The children are looking at the world they will live in, the world that will be theirs to create, after the oldtimers are gone. And we oldsters know that’s how all of history unfolds. We recoil at the horror, the tragedy. Then we confront it. We build the proper memorials and honor the victims—we honor them always, privately in our prayers, and publicly in their time. For the victims of the Towers, the Pentagon, the four aircraft, that is September 11.

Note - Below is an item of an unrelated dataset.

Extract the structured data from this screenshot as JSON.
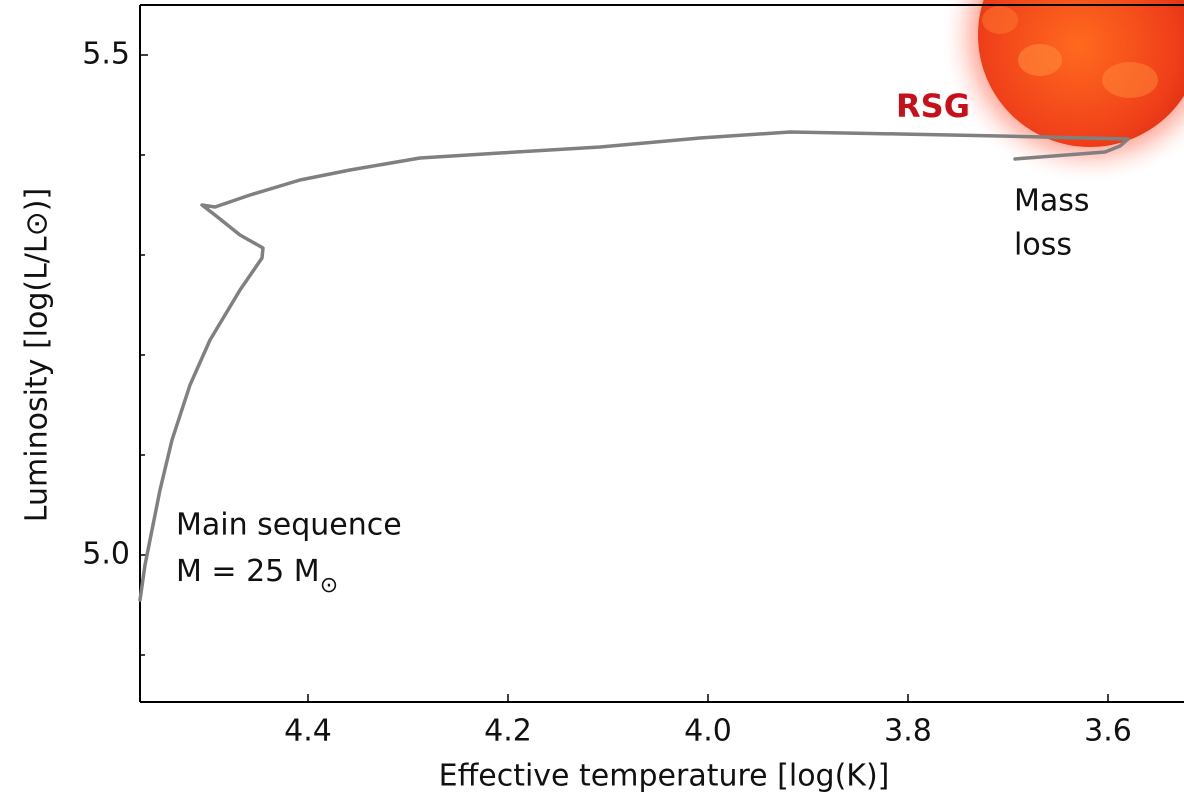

The three major memorial sites have been completed. The memorial in the field in Stonycreek Township in western Pennsylvania honors the victims, some call them the warriors, of United Flight 93, which had been turned from its course to San Francisco to hit either the White House or the Capitol. The aircraft was crashed there by the hijacker-pilot as a group of passengers fought back and, according to the Commission, may have killed at least one of the four hijackers. After the crash Vice President Cheney is reported to have said one memorable thing: “I think an act of heroism took place on that plane.”

We can be sure of that. That heroism is to be honored once again on September 11, 2022. We can be sure also that 9/11/01 will lose its raw edge, which is as it should be. The children of the last two decades will move forward and, we hope, learn the right lessons: meet tragedy with dignity, not vengeance, prudence, not warmongering. The nightmare of 9/11, which became the nightmare of Afghanistan, still haunts us. Time to learn.